According to Bob Swensen, Environmental Health Director of the Summit County Health Department, red blood cells transport oxygen throughout the body. But when people are exposed to carbon monoxide, the carbon monoxide essentially hijacks the red blood sells so they transport carbon monoxide instead of oxygen.
"So if you get enough red blood cells transporting carbon monoxide, you don't have any way of transporting oxygen to your muscles," Swensen said. "So unless you get away from the carbon monoxide, you start to get dizzy and nauseous."
Stanfill then opened the back door and turned the heat down from 72 degrees, hoping he would feel better if he cooled off -- an act that, according to the hospital, probably saved him his life, James said.
But by the time Annette and their son got to the condominium, her husband was unconscious.
"When we yelled at him, he didn't come to. So I shook him and he came to a little bit," Annette said.
Annette and her son scooped James up and carried him out to the car and drove to the hospital.
"They treated me and did blood tests, and apparently I had over six times the normal carbon monoxide level in my blood," James said.
Stanfill said he went back to the condominium that night and told the owner's what had happened. The owners called the fire department, which checked the whole building, including his room. But there were no unusual carbon monoxide levels, he said.
"Of course, a day later and with ventilation on, there wouldn't be anything there," he said.
Stanfill has since moved out of the condominium and into his wife's house, even though his condominium lease isn't up until Dec. 1.

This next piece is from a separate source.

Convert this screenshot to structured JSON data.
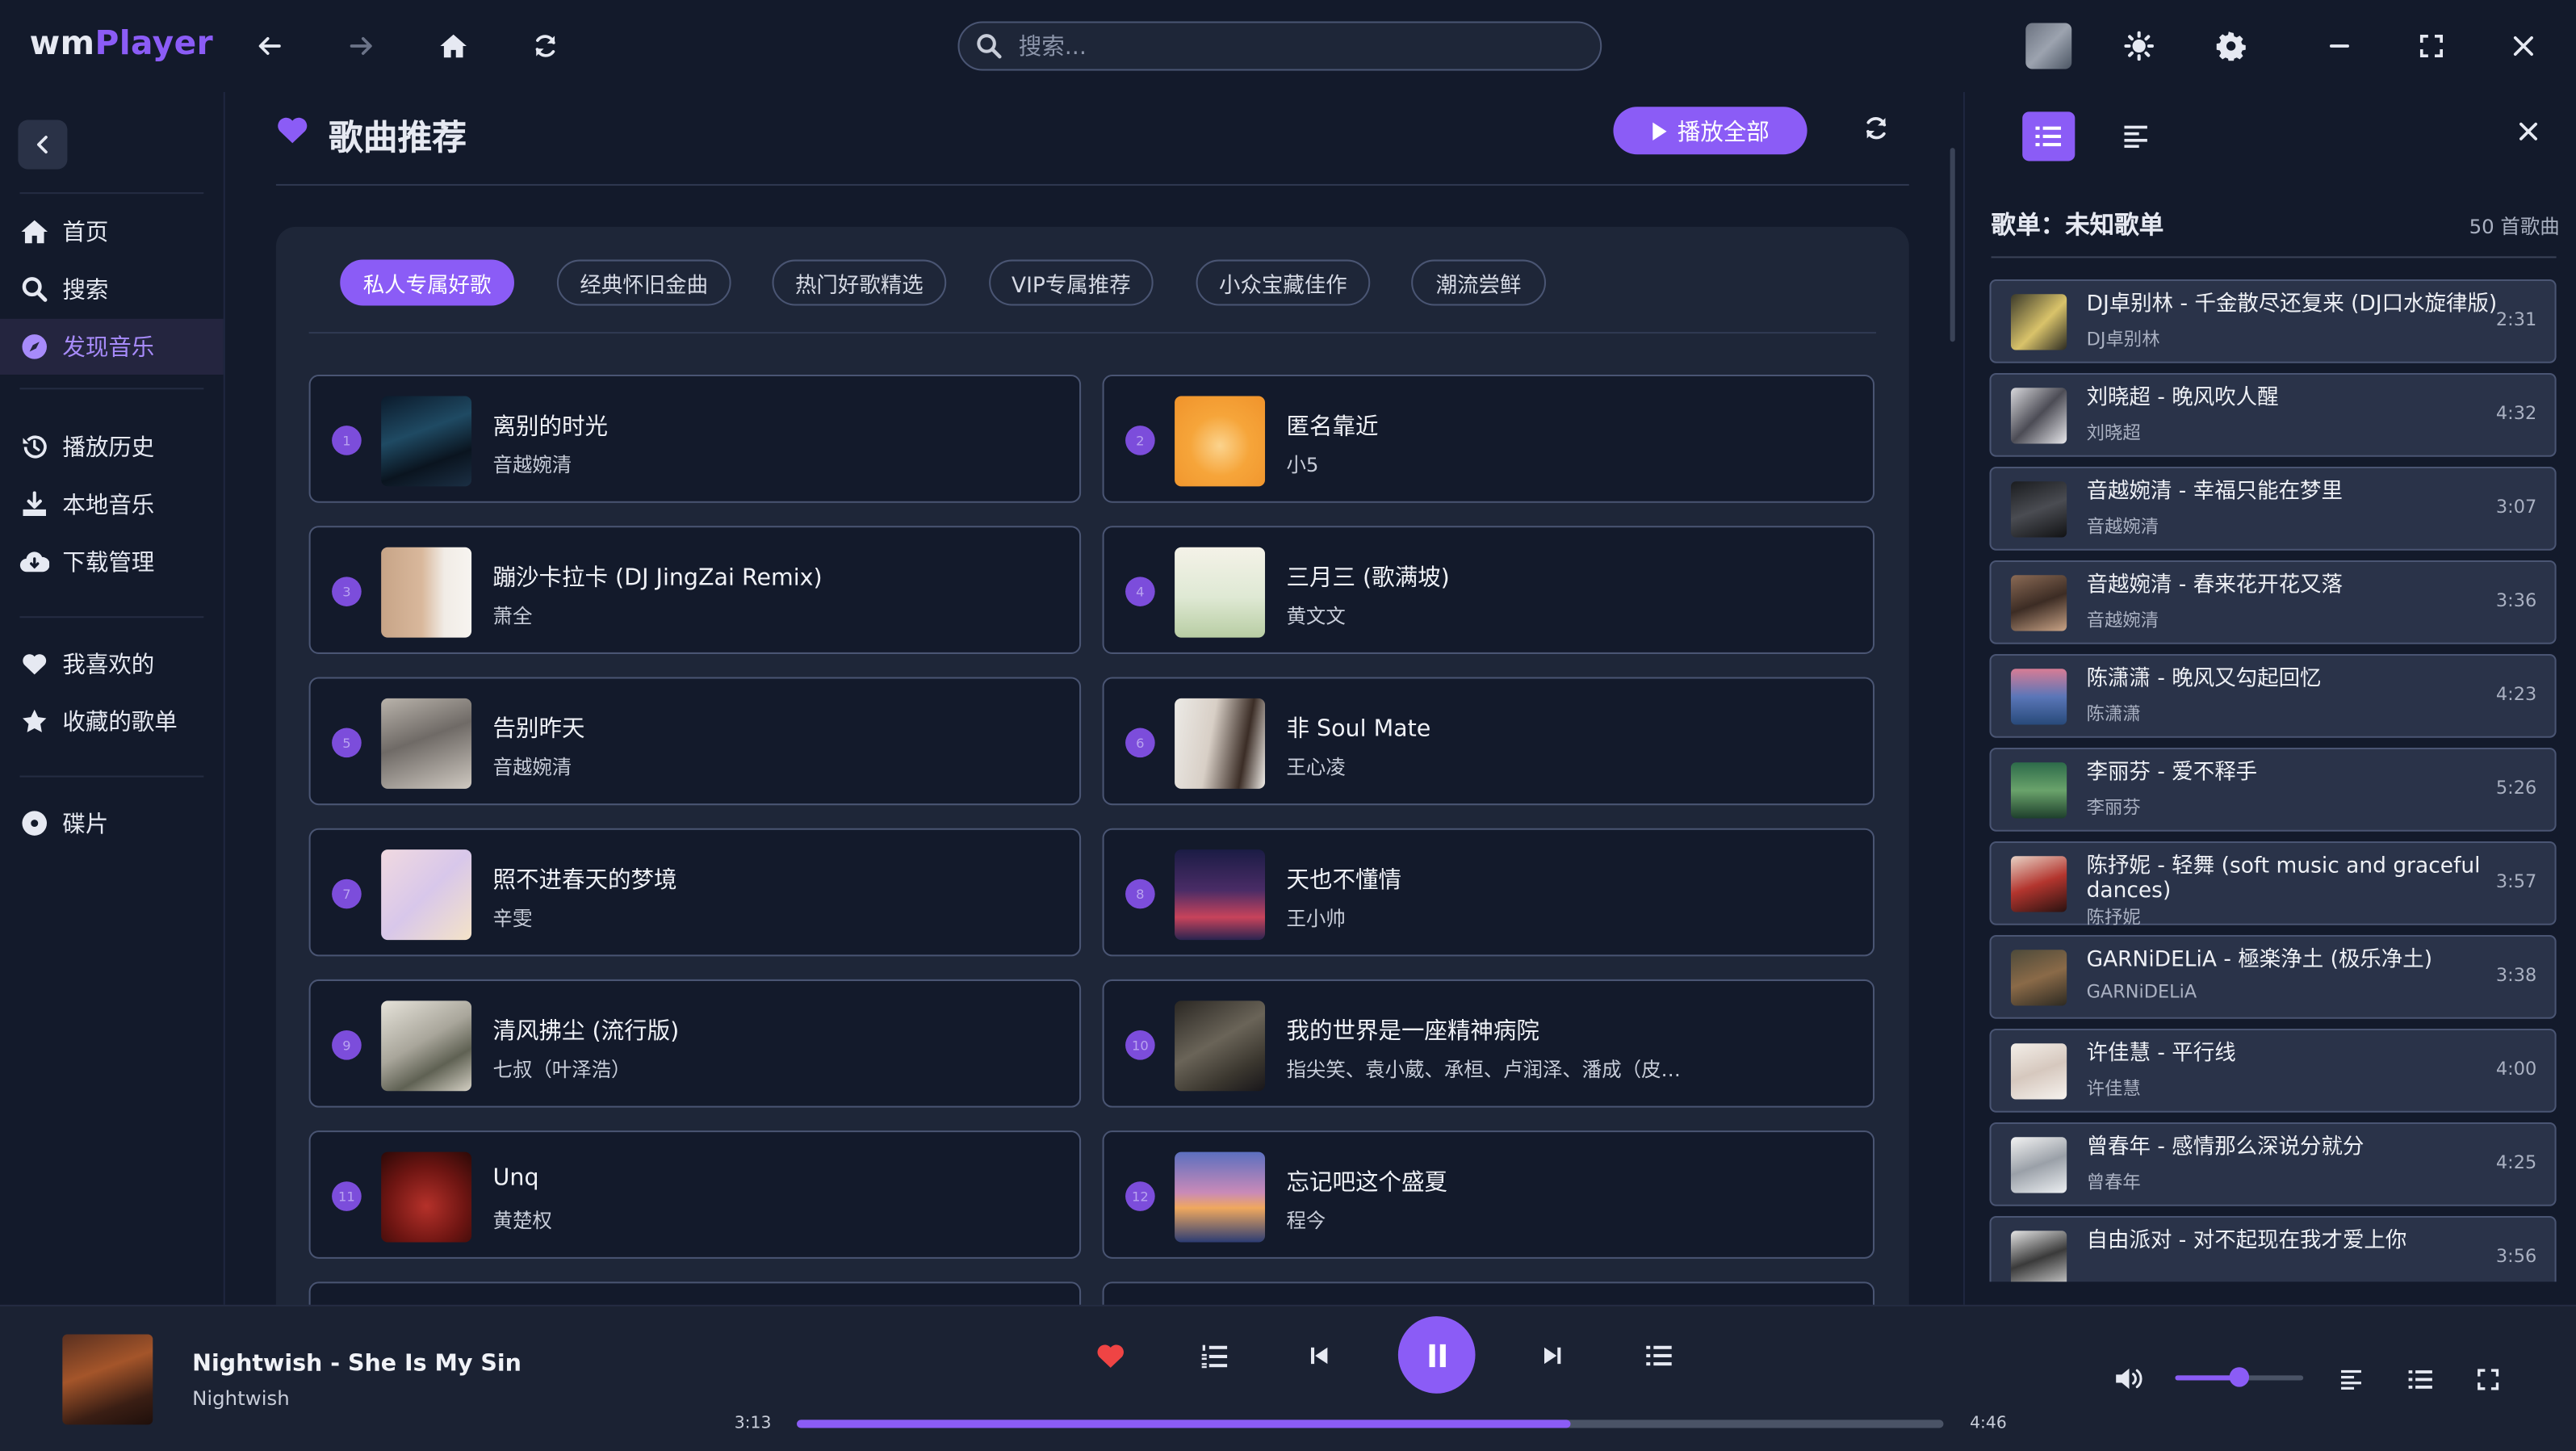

"I went in there to get some clothes and I couldn't wait to get out of there," he said. "It's 100 percent psychological, but if you went through what I went through, you wouldn't want to go back there either."
Stanfill sent a letter to the condominium owner, stating that his understanding of the Utah housing laws is that the owner must provide a safe environment for her tenants. He said that since it was no longer a safe environment, he was terminating his lease and asked for a refund, as he had already paid in full.
Since the incident, he said he has been short of breath, light headed and has difficulty breathing.
If someone suspects they are suffering from carbon monoxide poisoning, Swensen recommends they open a window or go outside. And if they think they may have a carbon monoxide problem, they should leave the room closed up and call the fire department to check it out.
To prevent carbon monoxide poisoning, Swensen recommends carbon monoxide detectors and regularly replace the batteries on them. Property owners should also have furnaces checked regularly by professionals, particularly at the onset of the cold season. "It's well worth it."